I am working currently on a problem where I have to solve either an L2-regularized logistic regression or L2-reg linear SVM problem, where I have an added affine term.

So my problem for example is:

min_ w {C*sum_i max(1-w*x_i*y_i,0) + 0.5*||w||^2_2 + w * v }

where v is a constant vector.

Of course this is a convex problem and can be solved with the usual methods, but I have to solve many large problems of this type, so I would very much like to use a standard library such as liblinear.

My question is, is there a way to transform the data x, the labels y, or the weighing factor C (perhaps into a different C_i for each instance), such that this problem will be equivalent to a standard hinge-loss SVM or logistic regression problem?

ualex
  • 51
  • 5

2 Answers2

5

I can't think of a way to turn it into something which can be processed by something like liblinear. However, you could easily solve this optimization problem with one of the general purpose cutting plane optimization libraries. All you have to do is write code to compute an element of the subgradient (which is just w + v - Csum_i x_iy_i in your case) and the value of the objective. Then a cutting plane routine can find the optimal w.

There is a CPA optimizer in Shogun and also one in dlib. I haven't used Shogun's version but I have used the one in dlib for a lot of problems (I'm also the author of dlib).

Davis King
  • 4,731
  • 1
  • 25
  • 26
0

It's possible if your off-the-shelf training algorithm lets you to bias the hinge loss or logistic regression for each data point. Here's how.
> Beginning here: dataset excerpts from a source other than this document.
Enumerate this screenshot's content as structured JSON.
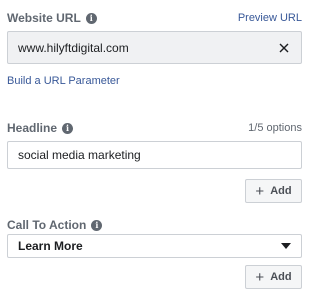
{
  "website_url": {
    "label": "Website URL",
    "preview_link": "Preview URL",
    "value": "www.hilyftdigital.com",
    "build_param_link": "Build a URL Parameter"
  },
  "headline": {
    "label": "Headline",
    "options_count": "1/5 options",
    "value": "social media marketing",
    "add_label": "Add"
  },
  "call_to_action": {
    "label": "Call To Action",
    "selected": "Learn More",
    "add_label": "Add"
  },
  "icons": {
    "info": "i",
    "plus": "+"
  },
  "colors": {
    "link": "#385898",
    "label": "#606770",
    "border": "#ccd0d5",
    "field_grey": "#f0f1f3"
  }
}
Complete the square on the last two terms:

  0.5 ||w||^2 + w'v 
= 0.5 ||w+v/2||^2 - v'v/2

then introduce the change of variable

u = w+v/2

Your optimization is then equivalent to

min_u C*sum_i max(1-(u-v/2)*x_i*y_i,0) + 0.5*||u||^2_2

which, with b_i = 1+v'x_i*y_i/2, is equivalent to

min_u   C*sum_i max(b_i - u*x_i*y_i ,0) + 0.5*||u||^2_2

So, if your training algorithm lets you replace 1 with a b_i of your choosing for each data point, it can solve this problem.

Almost every package will accommodate b_i in one way or another. For example, the above is equivalent to

min_u   C*sum_i b_i  max(1 - u*x_i*y_i/b_i ,0) + 0.5*||u||^2_2

(assuming b_i>0) so if your package allows you weight each point differently, you can solve the above problem.

moos
  • 2,444
  • 2
  • 15
  • 14